For instance, one text sent by Mr Lee read: “I am full of admiration for you. Just wanted you to know that you’re wonderful xx”.

The tribunal said: “This was clearly beyond the bounds of appropriate comments to make to a client in this position… If, as the respondent maintained, he had simply meant to be supportive, [he] could have composed some suitable wording; as it was, his choice of words was troubling.”

Another text read “Don’t you dare do yourself down. You can be a right glamour puss when you want to be! xx.”

The tribunal found that “over the course of the week, the messages became more inappropriate”, and the frequency of the messages was “inappropriate, whatever the content”.

It concluded: “It could not be said that all of the communications were inappropriate. Also, it may have appeared to the respondent that Ms SS was a willing participant in the exchanges. Whatever the cause, the respondent’s communications crossed the line from being supportive and friendly to flirtatious.”

It continued: “Ms SS was a vulnerable client at the time, whose case involved delicate and upsetting material.

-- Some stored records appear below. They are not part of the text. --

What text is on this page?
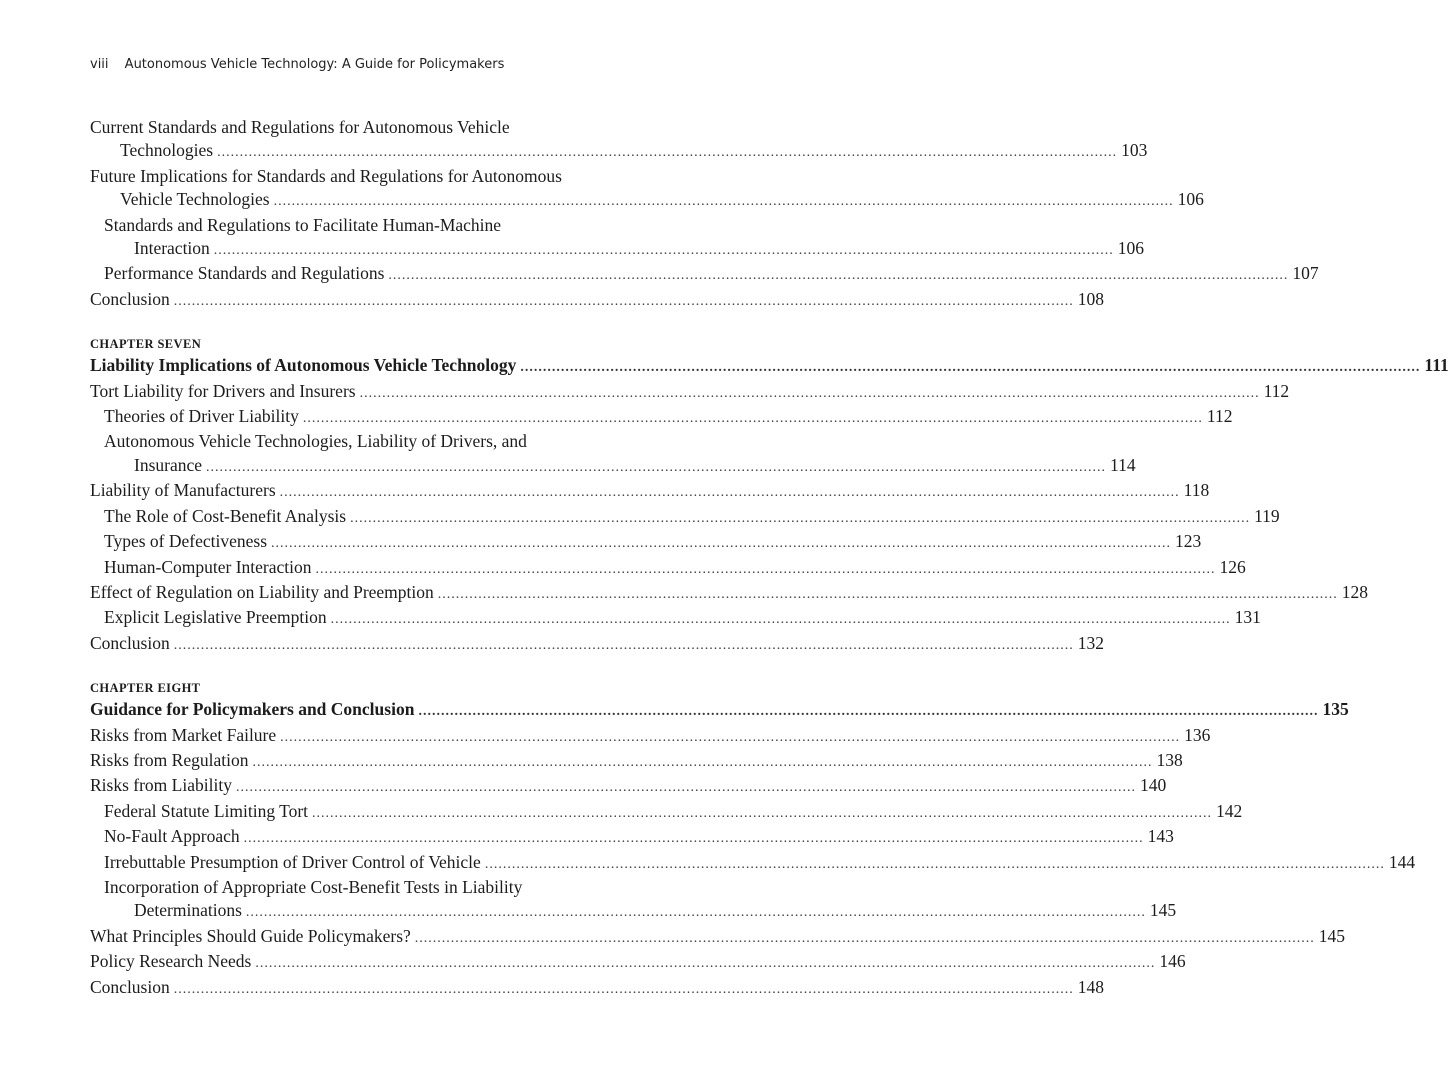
viii Autonomous Vehicle Technology: A Guide for Policymakers
Current Standards and Regulations for Autonomous Vehicle
Technologies ........................................................................................................................................................................................................ 103
Future Implications for Standards and Regulations for Autonomous
Vehicle Technologies ........................................................................................................................................................................................................ 106
Standards and Regulations to Facilitate Human-Machine
Interaction ........................................................................................................................................................................................................ 106
Performance Standards and Regulations ........................................................................................................................................................................................................ 107
Conclusion ........................................................................................................................................................................................................ 108
CHAPTER SEVEN
Liability Implications of Autonomous Vehicle Technology ........................................................................................................................................................................................................ 111
Tort Liability for Drivers and Insurers ........................................................................................................................................................................................................ 112
Theories of Driver Liability ........................................................................................................................................................................................................ 112
Autonomous Vehicle Technologies, Liability of Drivers, and
Insurance ........................................................................................................................................................................................................ 114
Liability of Manufacturers ........................................................................................................................................................................................................ 118
The Role of Cost-Benefit Analysis ........................................................................................................................................................................................................ 119
Types of Defectiveness ........................................................................................................................................................................................................ 123
Human-Computer Interaction ........................................................................................................................................................................................................ 126
Effect of Regulation on Liability and Preemption ........................................................................................................................................................................................................ 128
Explicit Legislative Preemption ........................................................................................................................................................................................................ 131
Conclusion ........................................................................................................................................................................................................ 132
CHAPTER EIGHT
Guidance for Policymakers and Conclusion ........................................................................................................................................................................................................ 135
Risks from Market Failure ........................................................................................................................................................................................................ 136
Risks from Regulation ........................................................................................................................................................................................................ 138
Risks from Liability ........................................................................................................................................................................................................ 140
Federal Statute Limiting Tort ........................................................................................................................................................................................................ 142
No-Fault Approach ........................................................................................................................................................................................................ 143
Irrebuttable Presumption of Driver Control of Vehicle ........................................................................................................................................................................................................ 144
Incorporation of Appropriate Cost-Benefit Tests in Liability
Determinations ........................................................................................................................................................................................................ 145
What Principles Should Guide Policymakers? ........................................................................................................................................................................................................ 145
Policy Research Needs ........................................................................................................................................................................................................ 146
Conclusion ........................................................................................................................................................................................................ 148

The respondent was an experienced solicitor [who] had used his position to get apparently affectionate responses from Ms SS [and] could and should have recognised that it was for him to stop the inappropriate exchanges, not for Ms SS to speak up and complain.”

Deciding that Mr Lee had beached the SRA Principles 4 (act in the best interests of clients) and 6 (maintain public trust), and Outcome O(1.1) (treat clients fairly), the tribunal said: “The public would expect a solicitor to maintain a professional distance from vulnerable clients, to avoid any risk of misunderstanding let alone any risk of exploitation.”

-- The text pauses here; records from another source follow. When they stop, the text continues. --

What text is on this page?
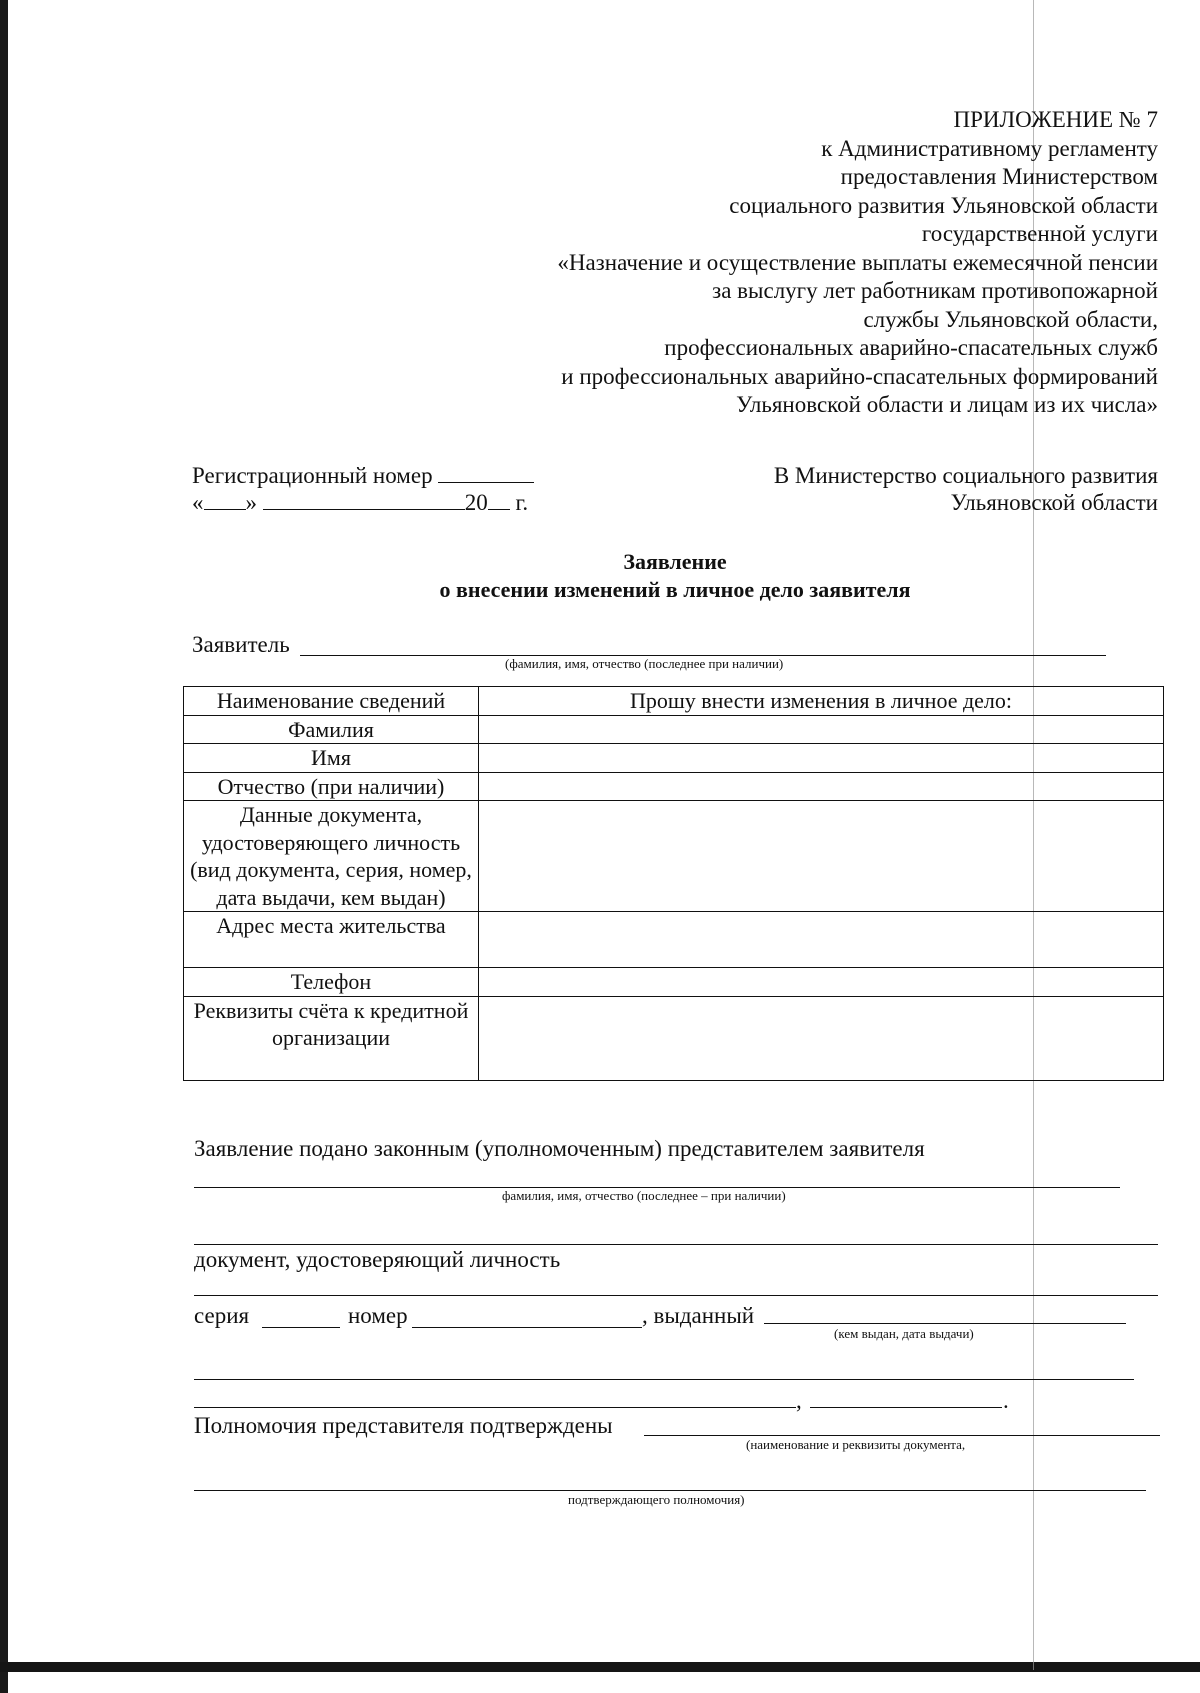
ПРИЛОЖЕНИЕ № 7
к Административному регламенту
предоставления Министерством
социального развития Ульяновской области
государственной услуги
«Назначение и осуществление выплаты ежемесячной пенсии
за выслугу лет работникам противопожарной
службы Ульяновской области,
профессиональных аварийно-спасательных служб
и профессиональных аварийно-спасательных формирований
Ульяновской области и лицам из их числа»
Регистрационный номер
« »	20 г.
В Министерство социального развития
Ульяновской области
Заявление
о внесении изменений в личное дело заявителя
Заявитель
(фамилия, имя, отчество (последнее при наличии)
Наименование сведений	Прошу внести изменения в личное дело:
Фамилия	
Имя	
Отчество (при наличии)	
Данные документа, удостоверяющего личность (вид документа, серия, номер, дата выдачи, кем выдан)	
Адрес места жительства	
Телефон	
Реквизиты счёта к кредитной организации	
Заявление подано законным (уполномоченным) представителем заявителя
фамилия, имя, отчество (последнее – при наличии)
документ, удостоверяющий личность
серия	номер	, выданный
(кем выдан, дата выдачи)
,	.
Полномочия представителя подтверждены
(наименование и реквизиты документа,
подтверждающего полномочия)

But it acknowledged there had been “no specific loss to be made good”, that “no dishonesty or criminal conduct” was involved, the misconduct was “not deliberate or calculated but rather arose from… misjudgement” and had taken place “over a short period, against a background where he believed that he had a good relationship with Ms SS”, and that Ms SS’s case had not been harmed.

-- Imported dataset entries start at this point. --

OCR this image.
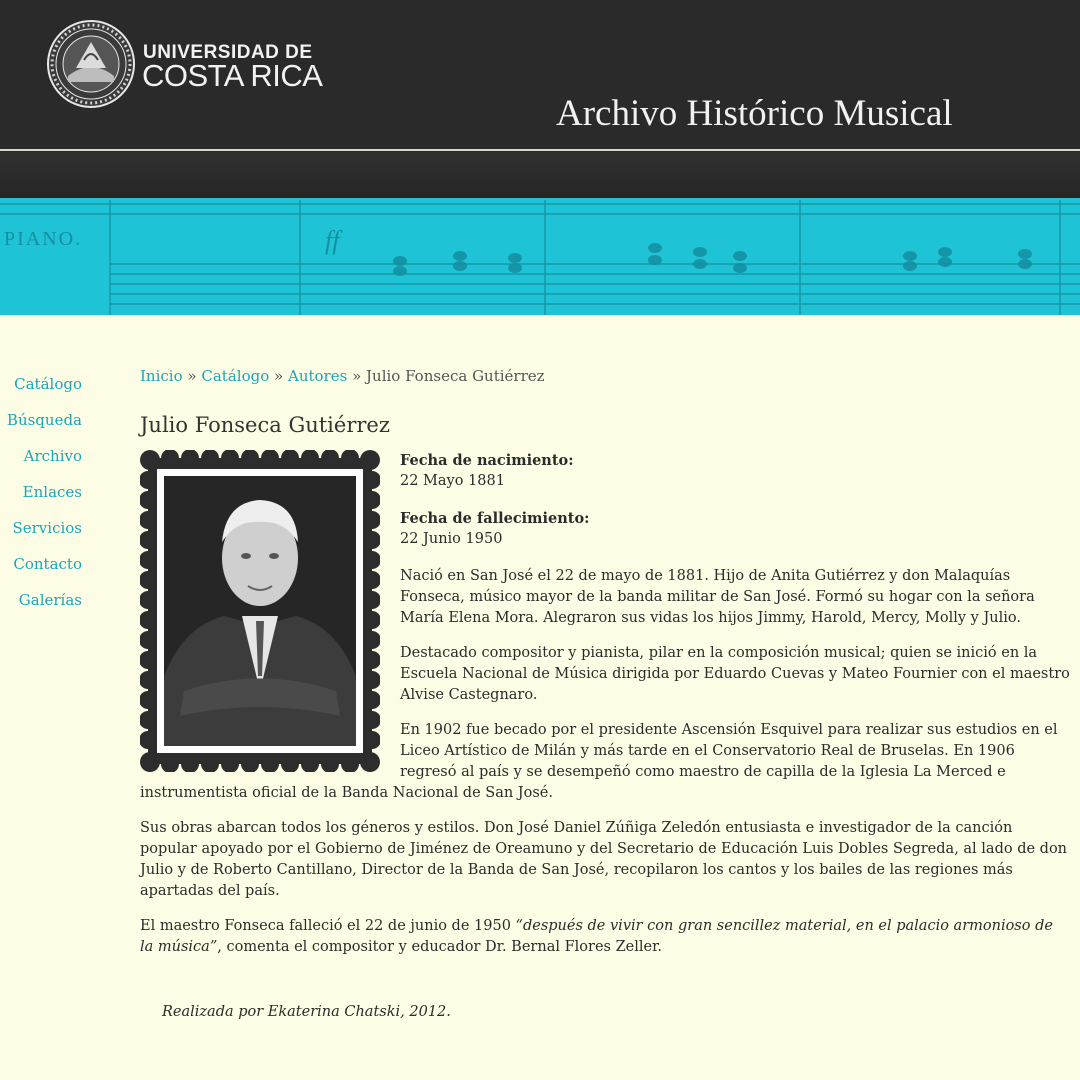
UNIVERSIDAD DE
COSTA RICA
Archivo Histórico Musical
PIANO.	ff
Catálogo
Búsqueda
Archivo
Enlaces
Servicios
Contacto
Galerías
Inicio » Catálogo » Autores » Julio Fonseca Gutiérrez
Julio Fonseca Gutiérrez

Fecha de nacimiento:

22 Mayo 1881

Fecha de fallecimiento:

22 Junio 1950

Nació en San José el 22 de mayo de 1881. Hijo de Anita Gutiérrez y don Malaquías Fonseca, músico mayor de la banda militar de San José. Formó su hogar con la señora María Elena Mora. Alegraron sus vidas los hijos Jimmy, Harold, Mercy, Molly y Julio.

Destacado compositor y pianista, pilar en la composición musical; quien se inició en la Escuela Nacional de Música dirigida por Eduardo Cuevas y Mateo Fournier con el maestro Alvise Castegnaro.

En 1902 fue becado por el presidente Ascensión Esquivel para realizar sus estudios en el Liceo Artístico de Milán y más tarde en el Conservatorio Real de Bruselas. En 1906 regresó al país y se desempeñó como maestro de capilla de la Iglesia La Merced e instrumentista oficial de la Banda Nacional de San José.

Sus obras abarcan todos los géneros y estilos. Don José Daniel Zúñiga Zeledón entusiasta e investigador de la canción popular apoyado por el Gobierno de Jiménez de Oreamuno y del Secretario de Educación Luis Dobles Segreda, al lado de don Julio y de Roberto Cantillano, Director de la Banda de San José, recopilaron los cantos y los bailes de las regiones más apartadas del país.

El maestro Fonseca falleció el 22 de junio de 1950 “después de vivir con gran sencillez material, en el palacio armonioso de la música”, comenta el compositor y educador Dr. Bernal Flores Zeller.

Realizada por Ekaterina Chatski, 2012.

Mr Lee had “shown genuine insight into his misconduct” and had been dismissed from his firm, so his career had been “substantially damaged”.

More generally, the tribunal said it accepted that text communications “were now a normal method of communication and that they were not as formal as emails or letters. However, solicitors needed to be aware that their duties of professionalism applied in informal communications just as much as when writing a letter. The solicitor would need to consider how the communication would be viewed by a third party, as well as by the recipient”.

It added: “This case demonstrated the need for solicitors to avoid any dealings with clients which were or could be viewed as inappropriate. Solicitors ought generally to avoid the use of bad language unless it was clearly necessary. Whilst good communication with clients might well include avoiding formal language, there was no need to adopt the sort of crude language used in this case.

“Solicitors should also beware of patronising clients by suggesting there was any need to ‘go down’ to their level. Whilst many clients might benefit from being treated in a friendly and informal way others, including victims of domestic violence, might benefit more from being treated respectfully.”

Fining Mr Lee £5,000, the tribunal recorded that “the respondent’s culpability and the risk of harm caused by his misconduct, coupled with the fact that two breaches of the Principles had been proved, meant that a greater sanction than a reprimand was required. There was, however, no need to interfere with the respondent’s ability to practise in order either to protect the public or the reputation of the profession”.

The SRA submitted costs totalling over £47,000. However, the tribunal was highly critical of the failure of the SRA to take “proper and full” witness statements in the case and said the prosecution had been “poorly brought”. Statements it relied upon “lacked any narrative coherence or detail”.

In order to “signal its disapproval of the way this case had been prosecuted”, the tribunal reduced the costs payable by Mr Lee by 50%. It had already decided he was liable for one quarter of the overall reasonable costs because three out of four allegations had been dismissed.